Everyone should know that after the United States in 1808 abolished the importation of humans as slaves, “planters” were defined by the wealth they generated from babies born in bondage. This book from 2010 by Marie Jenkins Schwartz, Associate Professor of History at the University of Rhode Island, spells it out fairly clearly.
Another chance seems in order.
Look, I’m not trying to be seen as correct, I’m not trying to make a case or argument to ChatGPT. My prompts are dry facts to see how ChatGPT will expand on them. When it instead chokes, I simply am refusing to be sold a lie generated by this very broken and usafe machine (a product of the philosophy of the engineers who made it).
I’m wondering why ChatGPT can’t “accurately capture the exploitive nature” of slavery without my steadfast refusal to accept its false statements.

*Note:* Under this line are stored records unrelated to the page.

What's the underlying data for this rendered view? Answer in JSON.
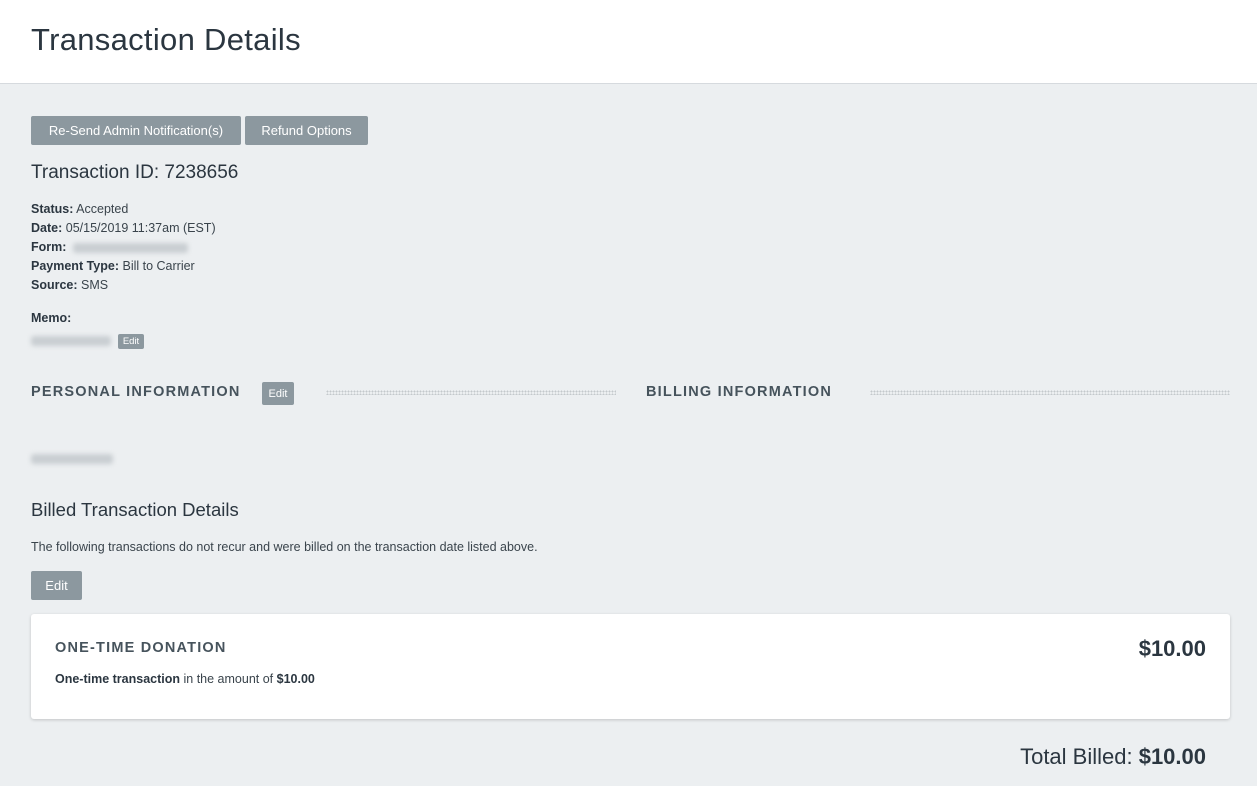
{
  "header": {
    "title": "Transaction Details"
  },
  "actions": {
    "resend_label": "Re-Send Admin Notification(s)",
    "refund_label": "Refund Options"
  },
  "transaction": {
    "id_label": "Transaction ID:",
    "id": "7238656",
    "status_label": "Status:",
    "status": "Accepted",
    "date_label": "Date:",
    "date": "05/15/2019 11:37am (EST)",
    "form_label": "Form:",
    "payment_type_label": "Payment Type:",
    "payment_type": "Bill to Carrier",
    "source_label": "Source:",
    "source": "SMS",
    "memo_label": "Memo:",
    "memo_edit_label": "Edit"
  },
  "personal": {
    "title": "PERSONAL INFORMATION",
    "edit_label": "Edit"
  },
  "billing": {
    "title": "BILLING INFORMATION"
  },
  "billed": {
    "title": "Billed Transaction Details",
    "description": "The following transactions do not recur and were billed on the transaction date listed above.",
    "edit_label": "Edit"
  },
  "donation_card": {
    "title": "ONE-TIME DONATION",
    "amount": "$10.00",
    "line_bold": "One-time transaction",
    "line_text": " in the amount of ",
    "line_amount": "$10.00"
  },
  "total": {
    "label": "Total Billed: ",
    "amount": "$10.00"
  }
}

It knows a correct narrative and will reluctantly pull it up, apparently trained to emphasize known incorrect ones first.
It’s a sadly revisionist system, which seems to display an intent to erase the voices of Black women in America: misogynoir. Did any Black women work at the company that built this machine that erases them by default?
When I ask ChatGPT about the practice of “race breeding” it pretends like it never happened and slavery in America was only about labor practices. That’s basically a kind of targeted disinformation that will drive people to think incorrectly about a very well-known tragedy of American history, as it obscures or even denies a form of slavery uniquely awful in history.
What would Ona Judge say? She was a “mixed race” slave (white American men raped Black women for profit, breeding with them to sell or exploit their children) that by Washington’s hand as President was never freed, still regarded a fugitive slave when she died nearly 50 long years after Washington.